Asian Chicken Pasta Salad
- 1 lb. pasta, any shape
- 1⁄4 cup water
- 3 tablespoons ponzu sauce
- 3 tablespoons low-sodium soy sauce
- 1/2 teaspoon ginger, grated
- 1 teaspoon Sriracha sauce (optional)
- 2 tablespoons lime juice
- 2 tablespoons brown sugar
- 1 tablespoon toasted sesame oil
- 3 tablespoons olive oil
- 1 lb. rotisserie chicken, skin removed, meat shredded
- 2 cups green or purple cabbage, chopped
- 1 red bell pepper, chopped
- 1 large cucumber, chopped
- 1/4 cup fresh mint, chopped
- 1⁄4 cup cilantro, chopped
- 3 tablespoons toasted sesame seeds
- Salt and Pepper, to taste
Cook pasta according to package directions. Let the pasta come to room temperature.

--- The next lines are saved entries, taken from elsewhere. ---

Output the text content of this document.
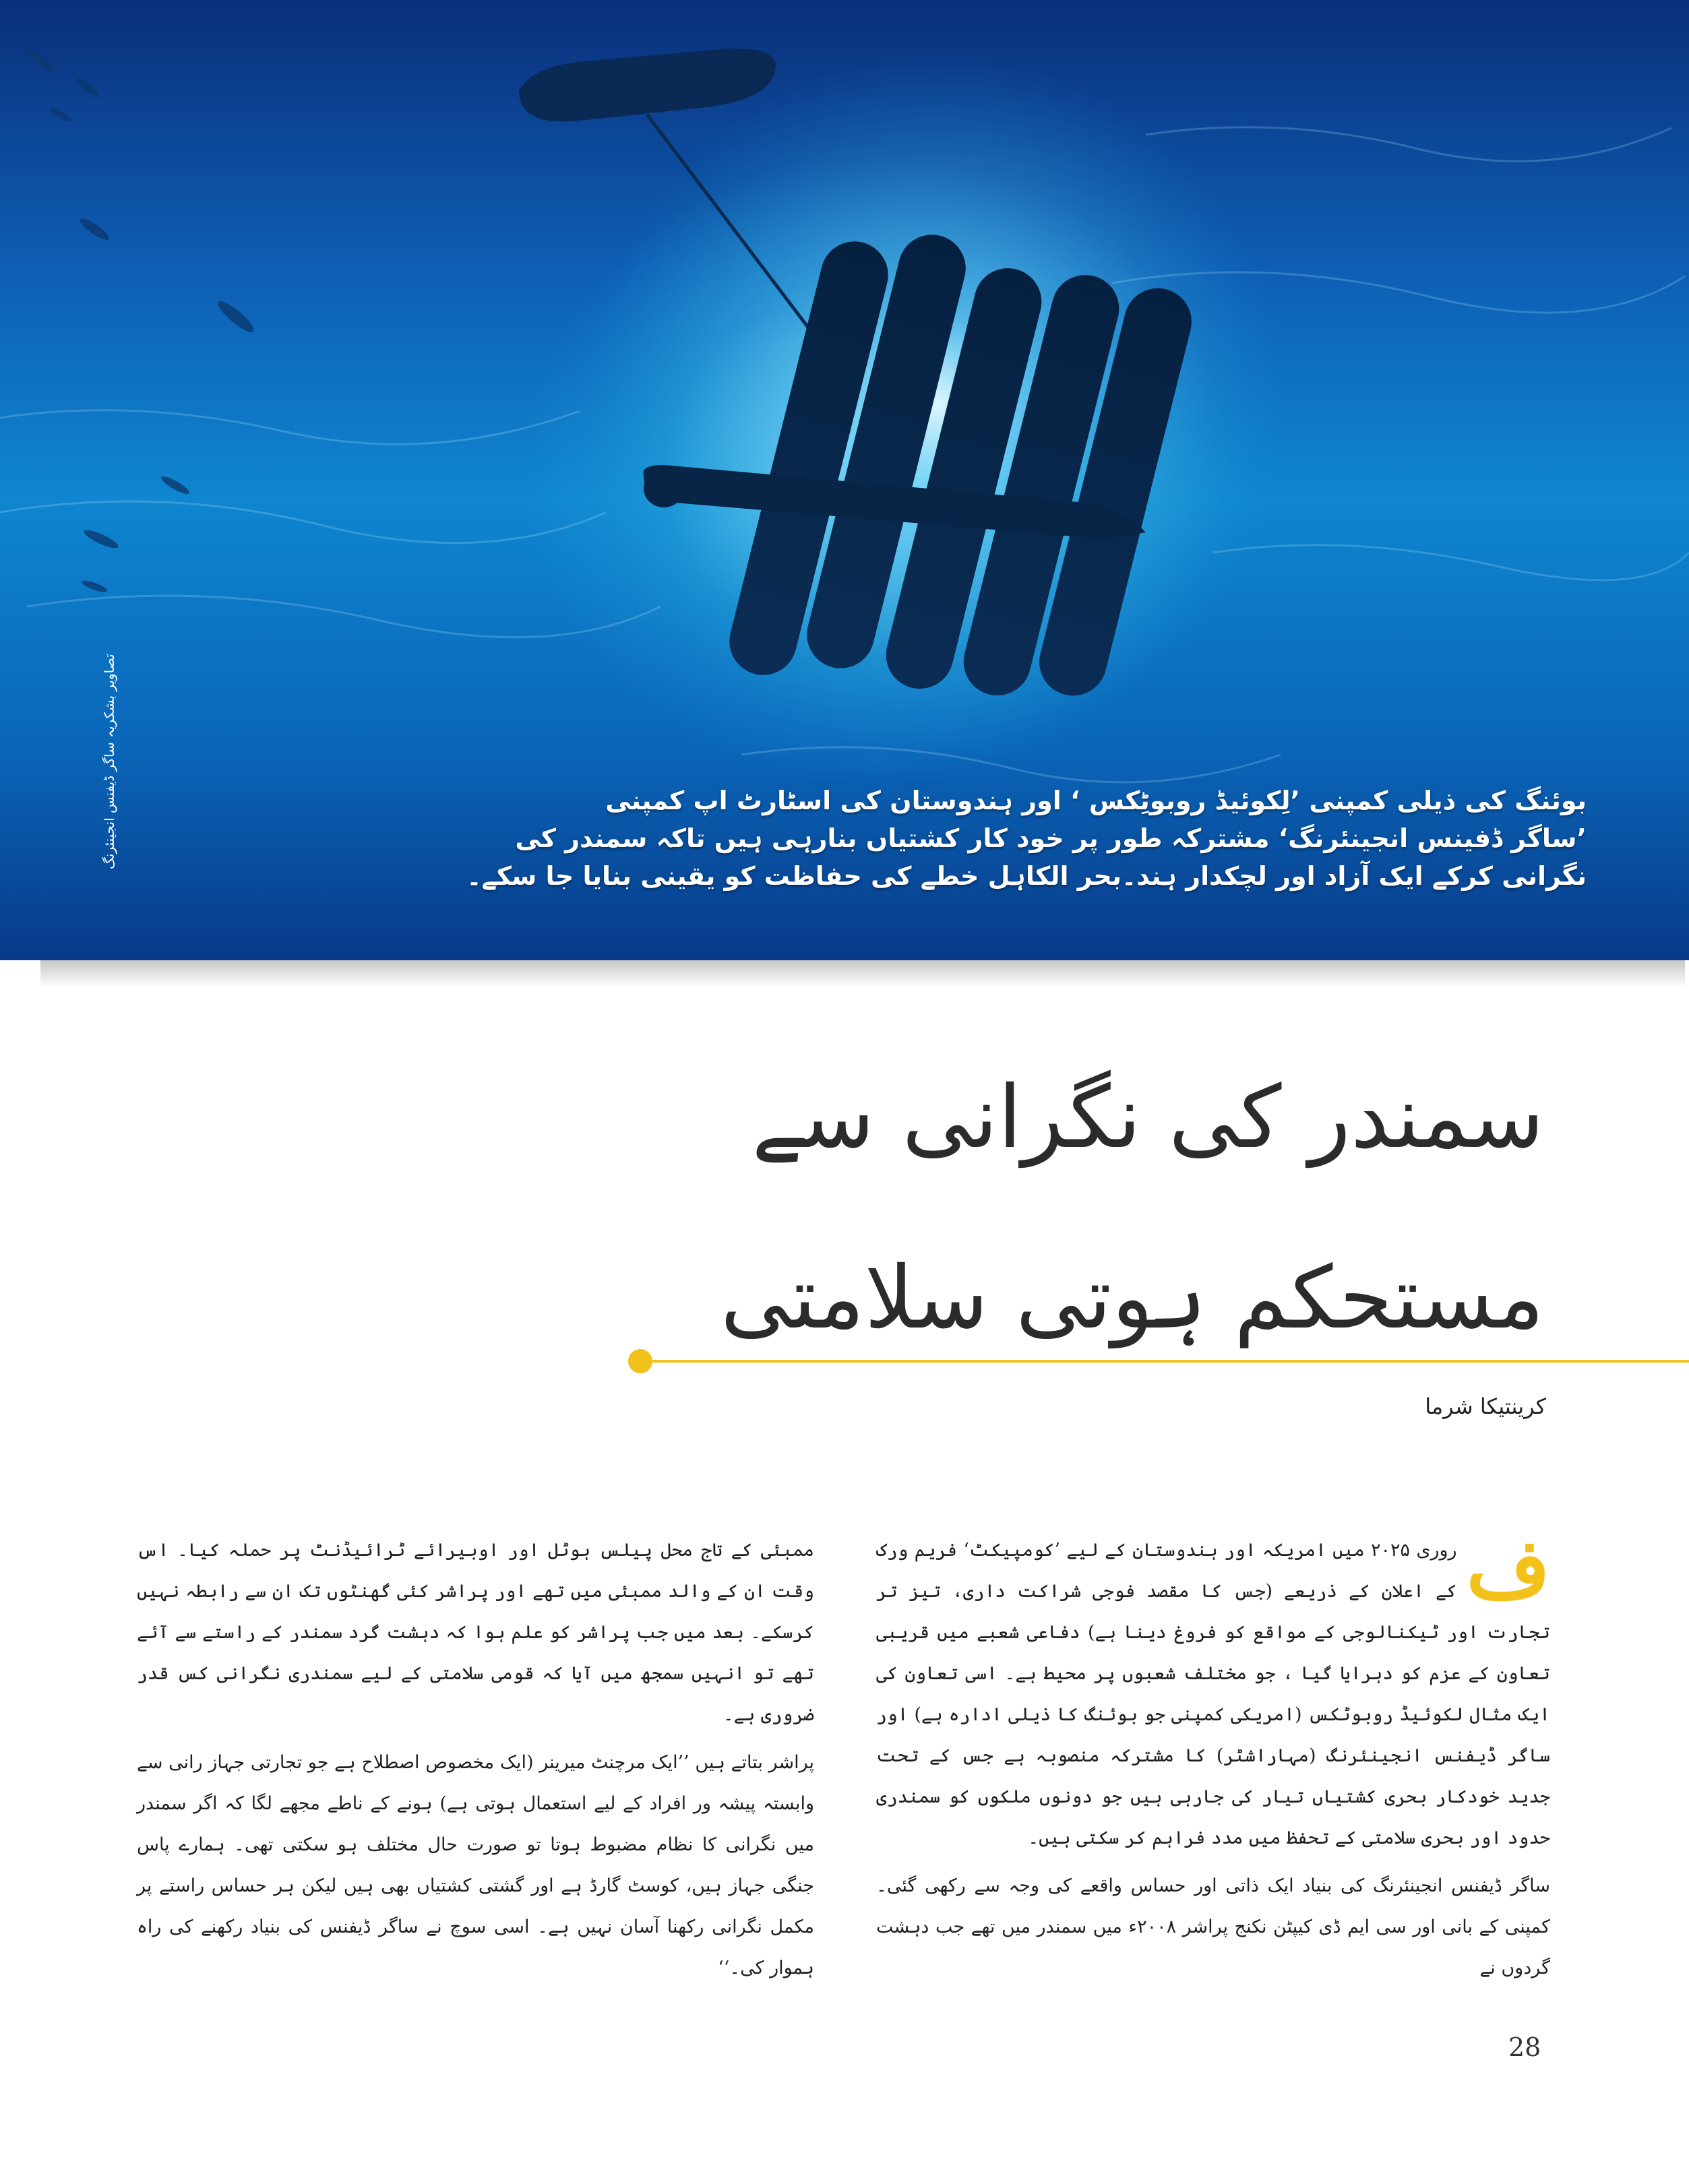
تصاویر بشکریہ ساگر ڈیفنس انجینئرنگ	بوئنگ کی ذیلی کمپنی ’لِکوئیڈ روبوٹِکس ‘ اور ہندوستان کی اسٹارٹ اپ کمپنی
’ساگر ڈفینس انجینئرنگ‘ مشترکہ طور پر خود کار کشتیاں بنارہی ہیں تاکہ سمندر کی
نگرانی کرکے ایک آزاد اور لچکدار ہند۔بحر الکاہل خطے کی حفاظت کو یقینی بنایا جا سکے۔
سمندر کی نگرانی سے
مستحکم ہوتی سلامتی
کرینتیکا شرما
ف

روری ۲۰۲۵ میں امریکہ اور ہندوستان کے لیے ’کومپیکٹ‘ فریم ورک کے اعلان کے ذریعے (جس کا مقصد فوجی شراکت داری، تیز تر تجارت اور ٹیکنالوجی کے مواقع کو فروغ دینا ہے) دفاعی شعبے میں قریبی تعاون کے عزم کو دہرایا گیا ، جو مختلف شعبوں پر محیط ہے۔ اسی تعاون کی ایک مثال لکوئیڈ روبوٹکس (امریکی کمپنی جو بوئنگ کا ذیلی ادارہ ہے) اور ساگر ڈیفنس انجینئرنگ (مہاراشٹر) کا مشترکہ منصوبہ ہے جس کے تحت جدید خودکار بحری کشتیاں تیار کی جارہی ہیں جو دونوں ملکوں کو سمندری حدود اور بحری سلامتی کے تحفظ میں مدد فراہم کر سکتی ہیں۔

ساگر ڈیفنس انجینئرنگ کی بنیاد ایک ذاتی اور حساس واقعے کی وجہ سے رکھی گئی۔ کمپنی کے بانی اور سی ایم ڈی کیپٹن نکنج پراشر ۲۰۰۸ء میں سمندر میں تھے جب دہشت گردوں نے

ممبئی کے تاج محل پیلس ہوٹل اور اوبیرائے ٹرائیڈنٹ پر حملہ کیا۔ اس وقت ان کے والد ممبئی میں تھے اور پراشر کئی گھنٹوں تک ان سے رابطہ نہیں کرسکے۔ بعد میں جب پراشر کو علم ہوا کہ دہشت گرد سمندر کے راستے سے آئے تھے تو انہیں سمجھ میں آیا کہ قومی سلامتی کے لیے سمندری نگرانی کس قدر ضروری ہے۔

پراشر بتاتے ہیں ’’ایک مرچنٹ میرینر (ایک مخصوص اصطلاح ہے جو تجارتی جہاز رانی سے وابستہ پیشہ ور افراد کے لیے استعمال ہوتی ہے) ہونے کے ناطے مجھے لگا کہ اگر سمندر میں نگرانی کا نظام مضبوط ہوتا تو صورت حال مختلف ہو سکتی تھی۔ ہمارے پاس جنگی جہاز ہیں، کوسٹ گارڈ ہے اور گشتی کشتیاں بھی ہیں لیکن ہر حساس راستے پر مکمل نگرانی رکھنا آسان نہیں ہے۔ اسی سوچ نے ساگر ڈیفنس کی بنیاد رکھنے کی راہ ہموار کی۔‘‘

28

In a small bowl, mix together the water, ponzu, soy sauce, ginger, Sriracha, if using, lime juice, brown sugar, sesame oil, salt and pepper, to taste (Note: Salt is not necessary with the sodium in the sauces. Add, if desired.).
In a large serving bowl, toss the pasta, chicken, cabbage, pepper, cucumber, mint and cilantro. Garnish with sesame seeds. Serve immediately or cover and chill in the refrigerator before serving.